Piłkarskim zwyczajem już dawno stało się wyprowadzanie na murawę piłkarzy przez dzieci. Są one dobierane przez klub na podstawie konkursów, zaproszeń lub wyborów spośród młodych piłkarzy z akademii. Czasem trafiają się jednak nietypowe pomysły dla przedmeczowej eskorty. W kwietniu ubiegłego roku piłkarzy RKC Waalwijk wyprowadzały skąpo ubrane modelki, a kilka dni temu w Chile „zastąpiono” je psami. Dlaczego?
Niedzielnemu meczowi chilijskiego Colo-Colo z Deportes Antofagasta towarzyszyła eskorta psów. Nie były to jednak po prostu psy, chodziło o większą ideę.
Świetna akcja. Piłkarze Colo Colo „wyprowadzani” przez psiaki ze schroniska przeznaczone do adopcji https://t.co/aonNFbMLwk
— Piotr Żelazny (@ZelaznyPiotr) July 31, 2017
Klub z Santiago podpisał niedawno umowę o współpracy z miejscowym schroniskiem dla zwierząt. Na jej mocy piłkarze mają promować ideę adoptowania samotnych zwierzaków i te wytypowane do przedmeczowej akcji też czekają na adopcję.

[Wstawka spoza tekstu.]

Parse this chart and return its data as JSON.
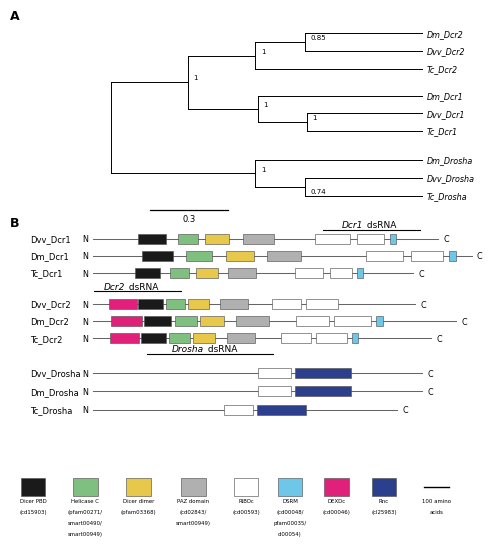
{
  "legend_items": [
    {
      "label": "Dicer PBD\n(cd15903)",
      "color": "#1a1a1a"
    },
    {
      "label": "Helicase C\n(pfam00271/\nsmart00490/\nsmart00949)",
      "color": "#7fbf7f"
    },
    {
      "label": "Dicer dimer\n(pfam03368)",
      "color": "#e8c84a"
    },
    {
      "label": "PAZ domain\n(cd02843/\nsmart00949)",
      "color": "#b0b0b0"
    },
    {
      "label": "RIBOc\n(cd00593)",
      "color": "#ffffff"
    },
    {
      "label": "DSRM\n(cd00048/\npfam00035/\ncl00054)",
      "color": "#6ec6e8"
    },
    {
      "label": "DEXDc\n(cd00046)",
      "color": "#e0207a"
    },
    {
      "label": "Rnc\n(cl25983)",
      "color": "#2b3f8c"
    },
    {
      "label": "100 amino\nacids",
      "color": "line"
    }
  ],
  "taxa_y": {
    "Dm_Dcr2": 9.5,
    "Dvv_Dcr2": 8.7,
    "Tc_Dcr2": 7.9,
    "Dm_Dcr1": 6.7,
    "Dvv_Dcr1": 5.9,
    "Tc_Dcr1": 5.1,
    "Dm_Drosha": 3.8,
    "Dvv_Drosha": 3.0,
    "Tc_Drosha": 2.2
  },
  "proteins": [
    {
      "name": "Dvv_Dcr1",
      "group": "Dcr1",
      "xr": 0.91,
      "domains": [
        {
          "s": 0.13,
          "e": 0.21,
          "c": "#1a1a1a"
        },
        {
          "s": 0.245,
          "e": 0.305,
          "c": "#7fbf7f"
        },
        {
          "s": 0.325,
          "e": 0.395,
          "c": "#e8c84a"
        },
        {
          "s": 0.435,
          "e": 0.525,
          "c": "#b0b0b0"
        },
        {
          "s": 0.645,
          "e": 0.745,
          "c": "#ffffff"
        },
        {
          "s": 0.765,
          "e": 0.845,
          "c": "#ffffff"
        },
        {
          "s": 0.86,
          "e": 0.88,
          "c": "#6ec6e8"
        }
      ]
    },
    {
      "name": "Dm_Dcr1",
      "group": "Dcr1",
      "xr": 0.985,
      "domains": [
        {
          "s": 0.13,
          "e": 0.21,
          "c": "#1a1a1a"
        },
        {
          "s": 0.245,
          "e": 0.315,
          "c": "#7fbf7f"
        },
        {
          "s": 0.35,
          "e": 0.425,
          "c": "#e8c84a"
        },
        {
          "s": 0.46,
          "e": 0.55,
          "c": "#b0b0b0"
        },
        {
          "s": 0.72,
          "e": 0.82,
          "c": "#ffffff"
        },
        {
          "s": 0.84,
          "e": 0.925,
          "c": "#ffffff"
        },
        {
          "s": 0.94,
          "e": 0.96,
          "c": "#6ec6e8"
        }
      ]
    },
    {
      "name": "Tc_Dcr1",
      "group": "Dcr1",
      "xr": 0.855,
      "domains": [
        {
          "s": 0.13,
          "e": 0.21,
          "c": "#1a1a1a"
        },
        {
          "s": 0.24,
          "e": 0.3,
          "c": "#7fbf7f"
        },
        {
          "s": 0.32,
          "e": 0.39,
          "c": "#e8c84a"
        },
        {
          "s": 0.42,
          "e": 0.51,
          "c": "#b0b0b0"
        },
        {
          "s": 0.63,
          "e": 0.72,
          "c": "#ffffff"
        },
        {
          "s": 0.74,
          "e": 0.81,
          "c": "#ffffff"
        },
        {
          "s": 0.825,
          "e": 0.845,
          "c": "#6ec6e8"
        }
      ]
    },
    {
      "name": "Dvv_Dcr2",
      "group": "Dcr2",
      "xr": 0.86,
      "domains": [
        {
          "s": 0.05,
          "e": 0.135,
          "c": "#e0207a"
        },
        {
          "s": 0.14,
          "e": 0.215,
          "c": "#1a1a1a"
        },
        {
          "s": 0.225,
          "e": 0.285,
          "c": "#7fbf7f"
        },
        {
          "s": 0.295,
          "e": 0.36,
          "c": "#e8c84a"
        },
        {
          "s": 0.395,
          "e": 0.48,
          "c": "#b0b0b0"
        },
        {
          "s": 0.555,
          "e": 0.645,
          "c": "#ffffff"
        },
        {
          "s": 0.66,
          "e": 0.76,
          "c": "#ffffff"
        }
      ]
    },
    {
      "name": "Dm_Dcr2",
      "group": "Dcr2",
      "xr": 0.95,
      "domains": [
        {
          "s": 0.05,
          "e": 0.135,
          "c": "#e0207a"
        },
        {
          "s": 0.14,
          "e": 0.215,
          "c": "#1a1a1a"
        },
        {
          "s": 0.225,
          "e": 0.285,
          "c": "#7fbf7f"
        },
        {
          "s": 0.295,
          "e": 0.36,
          "c": "#e8c84a"
        },
        {
          "s": 0.395,
          "e": 0.485,
          "c": "#b0b0b0"
        },
        {
          "s": 0.56,
          "e": 0.65,
          "c": "#ffffff"
        },
        {
          "s": 0.665,
          "e": 0.765,
          "c": "#ffffff"
        },
        {
          "s": 0.78,
          "e": 0.8,
          "c": "#6ec6e8"
        }
      ]
    },
    {
      "name": "Tc_Dcr2",
      "group": "Dcr2",
      "xr": 0.895,
      "domains": [
        {
          "s": 0.05,
          "e": 0.135,
          "c": "#e0207a"
        },
        {
          "s": 0.14,
          "e": 0.215,
          "c": "#1a1a1a"
        },
        {
          "s": 0.225,
          "e": 0.285,
          "c": "#7fbf7f"
        },
        {
          "s": 0.295,
          "e": 0.36,
          "c": "#e8c84a"
        },
        {
          "s": 0.395,
          "e": 0.48,
          "c": "#b0b0b0"
        },
        {
          "s": 0.555,
          "e": 0.645,
          "c": "#ffffff"
        },
        {
          "s": 0.66,
          "e": 0.75,
          "c": "#ffffff"
        },
        {
          "s": 0.765,
          "e": 0.785,
          "c": "#6ec6e8"
        }
      ]
    },
    {
      "name": "Dvv_Drosha",
      "group": "Drosha",
      "xr": 0.875,
      "domains": [
        {
          "s": 0.5,
          "e": 0.6,
          "c": "#ffffff"
        },
        {
          "s": 0.615,
          "e": 0.785,
          "c": "#2b3f8c"
        }
      ]
    },
    {
      "name": "Dm_Drosha",
      "group": "Drosha",
      "xr": 0.875,
      "domains": [
        {
          "s": 0.5,
          "e": 0.6,
          "c": "#ffffff"
        },
        {
          "s": 0.615,
          "e": 0.785,
          "c": "#2b3f8c"
        }
      ]
    },
    {
      "name": "Tc_Drosha",
      "group": "Drosha",
      "xr": 0.82,
      "domains": [
        {
          "s": 0.43,
          "e": 0.525,
          "c": "#ffffff"
        },
        {
          "s": 0.54,
          "e": 0.7,
          "c": "#2b3f8c"
        }
      ]
    }
  ]
}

Mecz Colo-Colo z Deportes zakończył się bezbramkowym remisem, ale psia eskorta odbiła się głośnym echem. Klub nie dość, że pomógł schronisku, to jeszcze sam skorzystał PR-owo. Każda taka akcja zasługuje na gromkie brawa, bo w dzisiejszym futbolu łatwo zapomnieć o czymkolwiek poza pieniędzmi. A piłka to nie tylko mamona.